Enfin, dans le cadre d'une prospection de matériel, il arrive fréquemment que les forces armées étrangères se déplacent en France pour voir le matériel utilisé par les régiments. Organiser une telle présentation requiert quatre engins, leurs équipages, et, de préférence, un char lourd, au moins un engin blindé du génie, plus d'autres véhicules. Bref, il faut mobiliser au moins l'équivalent de deux sections pour une démonstration d'une demi-journée, qui est facturée 25 000 euros. Or une présentation dynamique peut être un argument de poids, par exemple en prouvant qu'avec quatre engins, on peut fabriquer un pont de cent mètres en dix minutes. Mais la facture est lourde. Au rythme d'une démonstration par trimestre, le coût s'élève à 100 000 euros par an, ce qui est considérable pour une PME de 150 personnes. Une telle facturation est absurde car une démonstration de ces matériels équivaut, pour les régiments qui les utilisent, à un entraînement réalisé devant des tiers. Si l'exercice est rémunérateur pour les armées, son coût excessif se révèle dissuasif pour les PME.

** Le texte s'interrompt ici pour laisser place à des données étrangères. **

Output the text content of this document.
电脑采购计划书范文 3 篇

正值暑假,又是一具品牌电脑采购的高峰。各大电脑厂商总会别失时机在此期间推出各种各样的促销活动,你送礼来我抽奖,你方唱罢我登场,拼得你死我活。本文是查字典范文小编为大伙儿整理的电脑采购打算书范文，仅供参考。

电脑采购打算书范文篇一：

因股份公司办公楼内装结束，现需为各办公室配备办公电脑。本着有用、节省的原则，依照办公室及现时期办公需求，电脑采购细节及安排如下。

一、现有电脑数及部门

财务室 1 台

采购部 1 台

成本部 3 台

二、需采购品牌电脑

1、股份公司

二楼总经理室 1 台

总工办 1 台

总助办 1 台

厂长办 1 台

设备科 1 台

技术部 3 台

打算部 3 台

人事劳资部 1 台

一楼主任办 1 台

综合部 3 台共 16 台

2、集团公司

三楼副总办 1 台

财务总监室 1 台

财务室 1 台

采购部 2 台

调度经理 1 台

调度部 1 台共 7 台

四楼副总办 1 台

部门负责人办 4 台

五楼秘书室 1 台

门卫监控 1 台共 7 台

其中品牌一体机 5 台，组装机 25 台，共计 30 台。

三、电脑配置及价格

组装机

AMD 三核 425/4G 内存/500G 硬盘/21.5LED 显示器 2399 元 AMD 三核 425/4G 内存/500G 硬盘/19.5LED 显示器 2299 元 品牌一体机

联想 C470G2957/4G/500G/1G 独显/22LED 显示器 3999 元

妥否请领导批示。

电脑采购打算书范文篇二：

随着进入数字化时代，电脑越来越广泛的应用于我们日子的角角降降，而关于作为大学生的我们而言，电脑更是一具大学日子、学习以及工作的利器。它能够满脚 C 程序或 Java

En conclusion, je considère qu'il faut réorganiser « l'équipe de France de l'export » et mettre fin aux divergences entre les différents acteurs. Je regrette que pour organiser une démonstration à l'étranger, la PME française doive envoyer ses propres équipes sur place. L'industriel allemand, lui, adresse une demande à l'équivalent allemand de la DGA, qui met à disposition des équipages pour présenter les matériels dans les pays étrangers. C'est donc l'État qui vient à l'appui de l'industrie et cela représente un soutien fort. Cela manque aux PME françaises. Il faut également que les attachés, indépendamment de leurs centres d'intérêt, s'impliquent davantage dans une démarche qui demeure commerciale et qu'ils soient au contact des officiers supérieurs dirigeant le bureau d'achat, afin qu'une relation s'établisse. Le cadre légal de la CIEEMG doit être modifié, mais il s'agit d'un travail de fond qui ne se fera pas en quelques semaines ou quelques mois compte tenu de la diversité des matériels. Adapter ne serait-ce que la nomenclature et la classification des matériels en service dans l'armée de terre simplifierait déjà grandement le travail de l'administration comme des industriels. Une autre forme de soutien aux industriels, et surtout aux PME, serait que les démonstrations dans les unités ne soient plus payantes, ou qu'un tarif préférentiel soit appliqué aux PME. Il y a une quinzaine d'années, la pratique officieuse consistait à payer le carburant. À 25 000 euros la demi-journée, cela coûte très cher.

Je vous ai parlé des PME, mais CEFA est une entreprise atypique puisque, avec 150 personnes, elle est maître d'oeuvre industriel pour un matériel majeur de l'armée de terre. Les problèmes qu'elle rencontre sont ceux des grands maîtres d'oeuvre tels que Nexter, CNIM, Panhard ou Renault Trucks Défense, mais ils sont démultipliés par l'énergie nécessaire pour obtenir les autorisations et effectuer les démarches commerciales. Il faut convaincre qu'une PME peut être solide, développer des matériels et se tourner vers l'exportation. C'est ce que nous avons fait en 2006 en obtenant un contrat de plus de 60 millions d'euros des Émirats arabes unis qui utilisent l'EFA pour relier leurs îles, artificielles ou naturelles. L'exportation est autant le fait des grands groupes que des PME, bien que ces dernières y participent de moins en moins de façon autonome. En tout état de cause, CEFA est le dernier indépendant. Il faut définir un nouveau cadre pour gérer les exportations en dépoussiérant la loi. Il s'agit de mettre en place une équipe de France de l'export, où tous fassent bloc.